Especially because I was not born in Asia, it means that I have a great responsibility to learn more about the history of the people who came before me, the land which they called home, and the beliefs that they held dear. With the recent resurgence in energy work and Eastern medicine, I love that many Asian core beliefs are becoming more widely known and studied, making it accessible to people from all walks of life and parts of the world.

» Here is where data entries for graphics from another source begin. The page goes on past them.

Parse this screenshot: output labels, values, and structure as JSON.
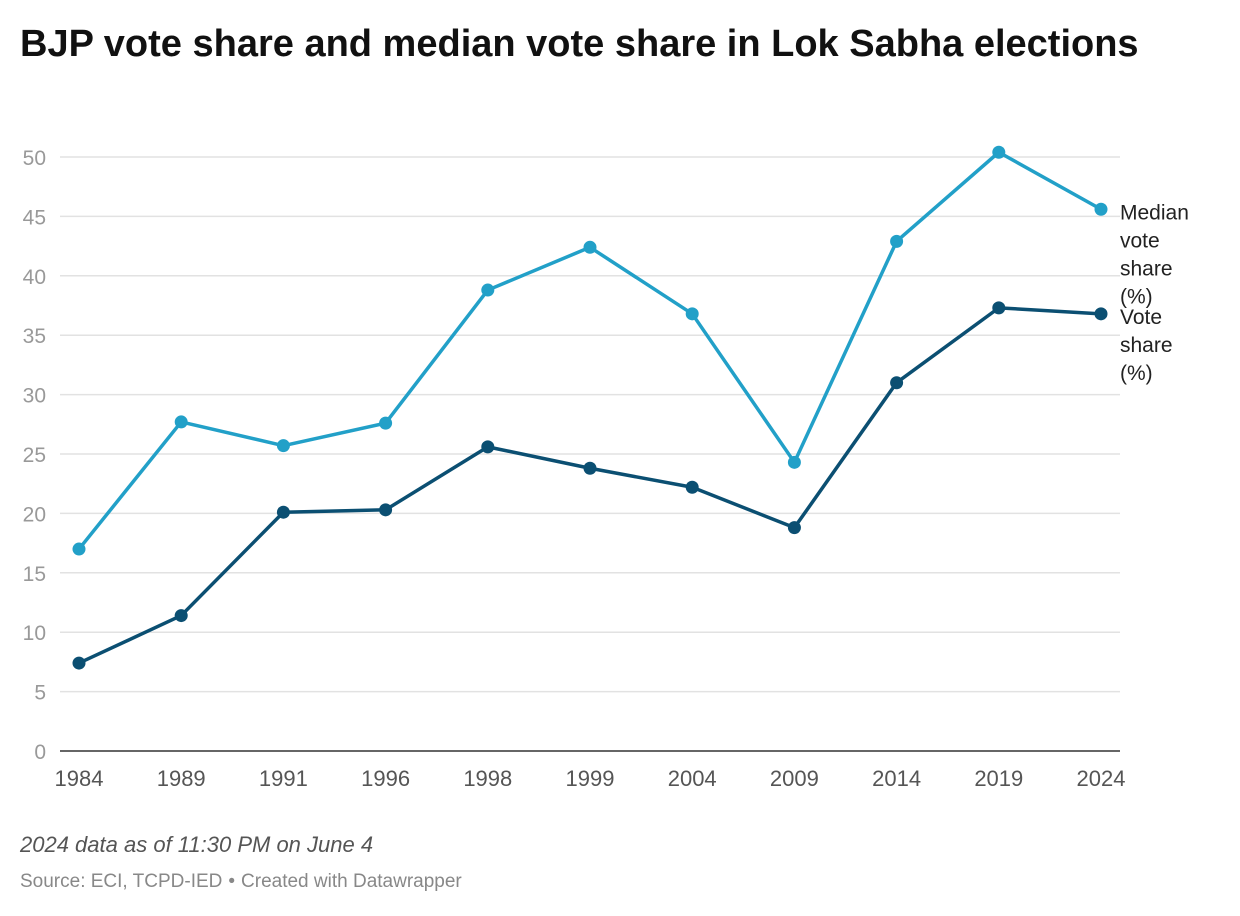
{
  "chart_data": {
    "type": "line",
    "title": "BJP vote share and median vote share in Lok Sabha elections",
    "categories": [
      "1984",
      "1989",
      "1991",
      "1996",
      "1998",
      "1999",
      "2004",
      "2009",
      "2014",
      "2019",
      "2024"
    ],
    "series": [
      {
        "name": "Median vote share (%)",
        "label_lines": [
          "Median",
          "vote",
          "share",
          "(%)"
        ],
        "color": "#22a0c8",
        "values": [
          17.0,
          27.7,
          25.7,
          27.6,
          38.8,
          42.4,
          36.8,
          24.3,
          42.9,
          50.4,
          45.6
        ]
      },
      {
        "name": "Vote share (%)",
        "label_lines": [
          "Vote",
          "share",
          "(%)"
        ],
        "color": "#0b4f72",
        "values": [
          7.4,
          11.4,
          20.1,
          20.3,
          25.6,
          23.8,
          22.2,
          18.8,
          31.0,
          37.3,
          36.8
        ]
      }
    ],
    "y_ticks": [
      0,
      5,
      10,
      15,
      20,
      25,
      30,
      35,
      40,
      45,
      50
    ],
    "ylim": [
      0,
      50
    ],
    "grid": true,
    "legend": "direct labels at right end of lines"
  },
  "footer": {
    "note": "2024 data as of 11:30 PM on June 4",
    "source": "Source: ECI, TCPD-IED",
    "separator": "•",
    "credit": "Created with Datawrapper"
  }
}
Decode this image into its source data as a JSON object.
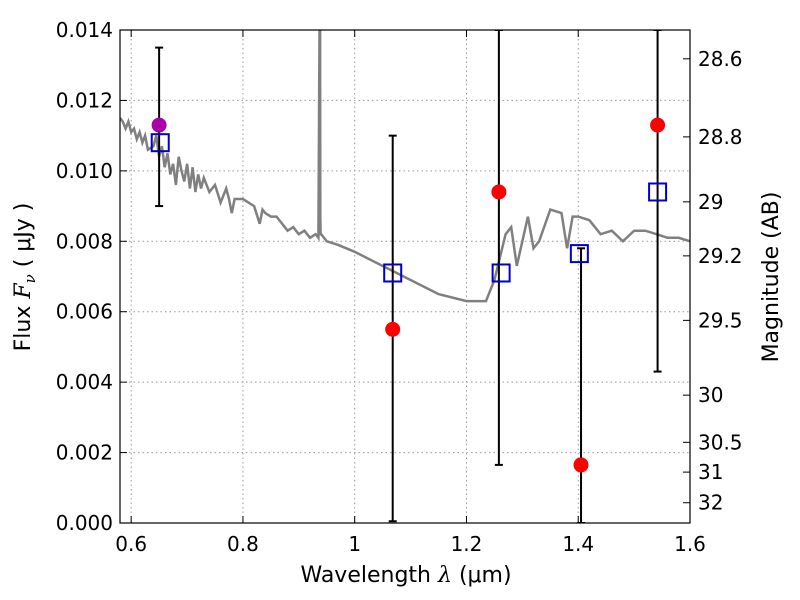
{
  "chart_data": {
    "type": "scatter",
    "xlabel": "Wavelength",
    "xlabel_symbol": "λ",
    "xlabel_unit": "(μm)",
    "ylabel": "Flux",
    "ylabel_symbol": "F",
    "ylabel_subscript": "ν",
    "ylabel_unit": "( μJy )",
    "y2label": "Magnitude (AB)",
    "xlim": [
      0.58,
      1.6
    ],
    "ylim": [
      0.0,
      0.014
    ],
    "grid": true,
    "x_ticks": [
      0.6,
      0.8,
      1.0,
      1.2,
      1.4,
      1.6
    ],
    "x_tick_labels": [
      "0.6",
      "0.8",
      "1",
      "1.2",
      "1.4",
      "1.6"
    ],
    "y_ticks": [
      0.0,
      0.002,
      0.004,
      0.006,
      0.008,
      0.01,
      0.012,
      0.014
    ],
    "y_tick_labels": [
      "0.000",
      "0.002",
      "0.004",
      "0.006",
      "0.008",
      "0.010",
      "0.012",
      "0.014"
    ],
    "y2_ticks": [
      28.6,
      28.8,
      29.0,
      29.2,
      29.5,
      30.0,
      30.5,
      31.0,
      32.0
    ],
    "y2_tick_labels": [
      "28.6",
      "28.8",
      "29",
      "29.2",
      "29.5",
      "30",
      "30.5",
      "31",
      "32"
    ],
    "colors": {
      "model": "#808080",
      "observed": "#ff0000",
      "observed_first": "#aa00aa",
      "model_flux": "#0000cc",
      "errorbar": "#000000",
      "grid": "#999999"
    },
    "model_spectrum": {
      "x": [
        0.58,
        0.585,
        0.59,
        0.595,
        0.6,
        0.605,
        0.61,
        0.615,
        0.62,
        0.625,
        0.63,
        0.64,
        0.645,
        0.65,
        0.655,
        0.66,
        0.665,
        0.67,
        0.675,
        0.68,
        0.685,
        0.69,
        0.695,
        0.7,
        0.705,
        0.71,
        0.715,
        0.72,
        0.725,
        0.73,
        0.74,
        0.75,
        0.76,
        0.77,
        0.775,
        0.78,
        0.785,
        0.79,
        0.8,
        0.81,
        0.82,
        0.83,
        0.835,
        0.84,
        0.85,
        0.86,
        0.87,
        0.88,
        0.89,
        0.9,
        0.91,
        0.92,
        0.93,
        0.935,
        0.937,
        0.938,
        0.9385,
        0.939,
        0.94,
        0.95,
        0.97,
        1.0,
        1.05,
        1.1,
        1.15,
        1.2,
        1.235,
        1.25,
        1.27,
        1.28,
        1.29,
        1.31,
        1.32,
        1.33,
        1.35,
        1.37,
        1.38,
        1.39,
        1.4,
        1.42,
        1.44,
        1.46,
        1.48,
        1.5,
        1.52,
        1.54,
        1.56,
        1.58,
        1.6
      ],
      "y": [
        0.0115,
        0.0114,
        0.0112,
        0.0114,
        0.0111,
        0.0112,
        0.0109,
        0.0111,
        0.0108,
        0.011,
        0.0106,
        0.0107,
        0.011,
        0.0104,
        0.0107,
        0.0101,
        0.0105,
        0.0099,
        0.0102,
        0.0096,
        0.0104,
        0.01,
        0.0097,
        0.0102,
        0.0095,
        0.0101,
        0.0094,
        0.0099,
        0.0095,
        0.0098,
        0.0094,
        0.0096,
        0.0091,
        0.0095,
        0.0092,
        0.0088,
        0.0092,
        0.0092,
        0.0092,
        0.0091,
        0.009,
        0.0085,
        0.0089,
        0.0088,
        0.0087,
        0.0087,
        0.0085,
        0.0083,
        0.0084,
        0.0082,
        0.0083,
        0.0081,
        0.0082,
        0.0081,
        0.014,
        0.014,
        0.0087,
        0.0082,
        0.0082,
        0.008,
        0.0079,
        0.0077,
        0.0073,
        0.0069,
        0.0065,
        0.0063,
        0.0063,
        0.0069,
        0.0082,
        0.0084,
        0.0073,
        0.0087,
        0.0078,
        0.008,
        0.0089,
        0.0088,
        0.0078,
        0.0087,
        0.0087,
        0.0086,
        0.0082,
        0.0083,
        0.008,
        0.0083,
        0.0083,
        0.0082,
        0.0081,
        0.0081,
        0.008
      ]
    },
    "observed": {
      "x": [
        0.65,
        1.068,
        1.258,
        1.405,
        1.542
      ],
      "y": [
        0.0113,
        0.0055,
        0.0094,
        0.00165,
        0.0113
      ],
      "yerr_low": [
        0.009,
        5e-05,
        0.00165,
        0.0,
        0.0043
      ],
      "yerr_high": [
        0.0135,
        0.011,
        0.014,
        0.0078,
        0.014
      ]
    },
    "model_flux": {
      "x": [
        0.652,
        1.068,
        1.262,
        1.402,
        1.542
      ],
      "y": [
        0.0108,
        0.0071,
        0.0071,
        0.00765,
        0.0094
      ]
    }
  }
}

My favourite cultural tradition as it pertains to yoga is the concept of qi and the practice of qi gong, which corresponds to prana and asana practice in ancient Hinduism. Qi is the living’s vital life force, and qi gong, like pranayama and asana practice, pairs mindful breathing with movement and awareness, to balance qi and cultivate health and wellness. Seeing that many Asian belief systems include references to qi shows how universal and integral moving with the breath is to healing and well-being.

In the coming years, I would like the yoga community to evolve to a more well rounded practice, encompassing all eight limbs of yoga, and honouring and uplifting the people and culture that yoga came from. This means listening to the voices of South Asian teachers and being very mindful not to cross the fine line between appreciation and appropriation. While asana practice is heavily emphasized in the West, let us commit to a lifetime of learning, for there is more to yoga than nailing that elusive handstand (though very satisfying as well!). I believe that to practice yoga is to forever be a student and here at Awakened Spirit Yoga, there is always an offering to quench that thirst.

In the coming years, I would like the yoga community to evolve to a more well rounded practice, encompassing all eight limbs of yoga, and honouring and uplifting the people and culture that yoga came from.